E alla fine anche noi, se riusciremo ad ascoltare abbastanza attentamente l’armonia delle sfere, potremo udire quei precisi intervalli che possono rappresentare solo il segno di un ordine matematico fondamentale celato dietro il mondo, o potremo invece ascoltare tutti quei resti di approssimazione e disarmonia che un cieco processo statistico non può arrivare a cancellare.
… L’ambizione di costruire una teoria scientifica che possa spiegare il mondo, così come è stata concepita dal XVII secolo fino all’inizio del XX, condivide non poche cose con la ricerca di Dio. Sono entrambe ricerche dell’assoluto, di una comprensione del mondo che attribuisce bellezza e ordine a una realtà eterna e trascendente nascosta ‘dietro’ al mondo stesso. In diversi aspetti della cultura europea di questi secoli – nelle scienza, nella filosofia, nella teologia, nell’arte – si può riscontrare lo sforzo di costruire un punto di vista assoluto e obiettivo sul mondo, un punto di vista che riuscirebbe a radicare le vicissitudini delle nostre vite in una più grande realtà, immutabile ed eterna.




Che si parli di Dio, o di una legge di Natura eterna e universale, l’idea che domina è che la razionalità responsabile della coerenza di ciò che ci circonda non si trova nel mondo, ma si nasconde dietro di esso….
Credo che la transizione che la scienza sta attualmente attraversando sia in parte un necessario processo di liberazione dalle influenze di questa concezione del mondo essenzialmente religiosa. Ciò che lega assieme la relatività generale, la fisica quantistica, la selezione naturale e le nuove teorie sui sistemi complessi e autorganizzati è il fatto che in modi diversi, essi descrivono un mondo che è un tutto in sé, senza alcun bisogno di un’intelligenza esterna che giochi il ruolo di suo inventore, organizzatore, o osservatore esterno.
Queste teorie rappresentano altrettanti passi verso una comprensione del mondo più razionale e completa, basata più su ciò che conosciamo e meno sui miti che ci sono stati trasmessi dalle generazioni passate.
Questa scienza potrà soddisfare due scopi divenuti, almeno implicitamente, il fine di buona parte della ricerca corrente: costruire una scienza cosmologica che non abbia bisogno di far riferimento ad un quadro fissato, estraneo al sistema dinamico del mondo, e generare una fisica e una cosmologia al cui interno la vita possa avere un posto naturale e comprensibile.
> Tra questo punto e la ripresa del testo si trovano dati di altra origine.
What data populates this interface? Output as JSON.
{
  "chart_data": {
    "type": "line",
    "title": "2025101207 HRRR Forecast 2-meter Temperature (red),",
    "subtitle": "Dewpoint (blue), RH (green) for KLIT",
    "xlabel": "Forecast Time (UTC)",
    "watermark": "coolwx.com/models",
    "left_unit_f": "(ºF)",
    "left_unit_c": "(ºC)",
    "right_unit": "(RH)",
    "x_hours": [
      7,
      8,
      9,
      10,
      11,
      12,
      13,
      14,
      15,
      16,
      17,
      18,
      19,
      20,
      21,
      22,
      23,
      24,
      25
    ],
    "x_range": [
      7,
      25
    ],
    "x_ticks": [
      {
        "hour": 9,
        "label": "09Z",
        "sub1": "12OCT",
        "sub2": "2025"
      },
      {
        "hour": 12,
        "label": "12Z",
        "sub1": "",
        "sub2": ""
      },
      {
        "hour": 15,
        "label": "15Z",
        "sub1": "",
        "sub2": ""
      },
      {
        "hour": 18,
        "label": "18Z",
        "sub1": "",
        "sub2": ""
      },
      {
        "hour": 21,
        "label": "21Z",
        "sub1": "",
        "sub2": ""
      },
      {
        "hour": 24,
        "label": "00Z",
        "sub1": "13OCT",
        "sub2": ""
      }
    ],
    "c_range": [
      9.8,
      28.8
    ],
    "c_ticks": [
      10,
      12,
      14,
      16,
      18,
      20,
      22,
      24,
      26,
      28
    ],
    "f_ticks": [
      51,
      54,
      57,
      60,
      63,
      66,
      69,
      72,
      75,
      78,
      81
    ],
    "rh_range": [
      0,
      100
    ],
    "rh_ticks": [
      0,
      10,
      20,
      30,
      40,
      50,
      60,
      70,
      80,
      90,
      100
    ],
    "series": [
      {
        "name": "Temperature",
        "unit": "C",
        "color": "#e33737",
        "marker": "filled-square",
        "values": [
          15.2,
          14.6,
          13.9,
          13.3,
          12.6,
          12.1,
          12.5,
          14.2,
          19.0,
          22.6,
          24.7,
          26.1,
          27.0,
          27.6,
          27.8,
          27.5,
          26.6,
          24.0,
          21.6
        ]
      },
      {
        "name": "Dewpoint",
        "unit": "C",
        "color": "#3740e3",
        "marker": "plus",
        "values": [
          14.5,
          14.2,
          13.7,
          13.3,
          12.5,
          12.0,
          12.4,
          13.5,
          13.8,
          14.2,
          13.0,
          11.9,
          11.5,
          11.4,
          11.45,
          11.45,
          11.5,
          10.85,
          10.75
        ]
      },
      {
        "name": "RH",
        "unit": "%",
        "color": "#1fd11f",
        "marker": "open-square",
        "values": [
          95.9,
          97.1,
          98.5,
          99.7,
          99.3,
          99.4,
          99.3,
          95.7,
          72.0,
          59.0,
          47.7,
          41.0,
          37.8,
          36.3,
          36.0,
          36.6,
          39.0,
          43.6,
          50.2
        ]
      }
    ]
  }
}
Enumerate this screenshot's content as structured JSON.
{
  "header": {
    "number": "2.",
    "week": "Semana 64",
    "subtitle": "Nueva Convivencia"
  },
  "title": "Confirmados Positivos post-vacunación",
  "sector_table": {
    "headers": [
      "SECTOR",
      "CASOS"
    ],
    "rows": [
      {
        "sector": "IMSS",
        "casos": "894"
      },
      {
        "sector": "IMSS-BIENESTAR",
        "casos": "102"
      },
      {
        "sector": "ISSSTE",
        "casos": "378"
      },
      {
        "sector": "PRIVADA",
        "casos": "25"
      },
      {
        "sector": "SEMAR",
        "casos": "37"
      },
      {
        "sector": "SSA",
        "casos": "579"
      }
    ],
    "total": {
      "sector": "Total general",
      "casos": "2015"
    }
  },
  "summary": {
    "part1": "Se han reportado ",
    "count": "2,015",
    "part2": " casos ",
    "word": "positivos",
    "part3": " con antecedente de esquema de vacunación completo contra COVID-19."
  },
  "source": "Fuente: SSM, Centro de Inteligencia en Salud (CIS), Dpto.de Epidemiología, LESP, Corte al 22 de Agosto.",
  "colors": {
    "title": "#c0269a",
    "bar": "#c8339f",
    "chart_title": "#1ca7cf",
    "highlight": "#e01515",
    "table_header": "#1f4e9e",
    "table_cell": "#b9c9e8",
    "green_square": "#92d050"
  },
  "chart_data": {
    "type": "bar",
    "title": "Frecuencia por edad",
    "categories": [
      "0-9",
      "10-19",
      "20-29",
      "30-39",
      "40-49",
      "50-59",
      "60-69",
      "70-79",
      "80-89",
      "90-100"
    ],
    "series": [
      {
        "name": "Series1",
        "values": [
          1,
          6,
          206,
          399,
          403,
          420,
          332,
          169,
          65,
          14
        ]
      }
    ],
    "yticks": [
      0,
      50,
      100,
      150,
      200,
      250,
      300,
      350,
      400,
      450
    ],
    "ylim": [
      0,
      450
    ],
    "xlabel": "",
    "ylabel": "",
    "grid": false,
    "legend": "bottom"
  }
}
Cosa ancor più importante, come ho cercato sin qui di argomentare, ci sono buone ragioni di sperare che la realizzazione di questi due scopi porterà a comprendere quanto essi siano intimamente legati, di modo che un Universo accogliente nei confronti della nostra stessa esistenza sarà anche un Universo completo, che possa essere razionalmente compreso senza bisogno di riferirsi ad un agente o a un’intelligenza a lui esterni. Molti filosofi (o semplici autodidatti come il sottoscritto…) hanno spesso presunto che ci fosse una verità assoluta da scoprire nascosta dietro le apparenze del mondo, verità che concepivano o come la legge fondamentale e finale o come la vera essenza, il vero Essere.
Entrambe si sono ispirate alla dottrina eraclitea per cui ‘la Natura ama nascondere’ e hanno di conseguenza concepito come loro più alto scopo la ricerca di un’attualità trascendente e atemporale nascosta al di là del velo delle apparenze. Entrambe sono percorse da una tradizione che asserisce che il mondo che vediamo intorno a noi non è completamente reale, ma è solo una specie di film prodotto dal nostro occhio. Dietro queste apparenze si celerebbe la vera realtà, quella che la fisica teorica e la metafisica, ciascuna con i suoi mezzi, si sono sforzate di scoprire.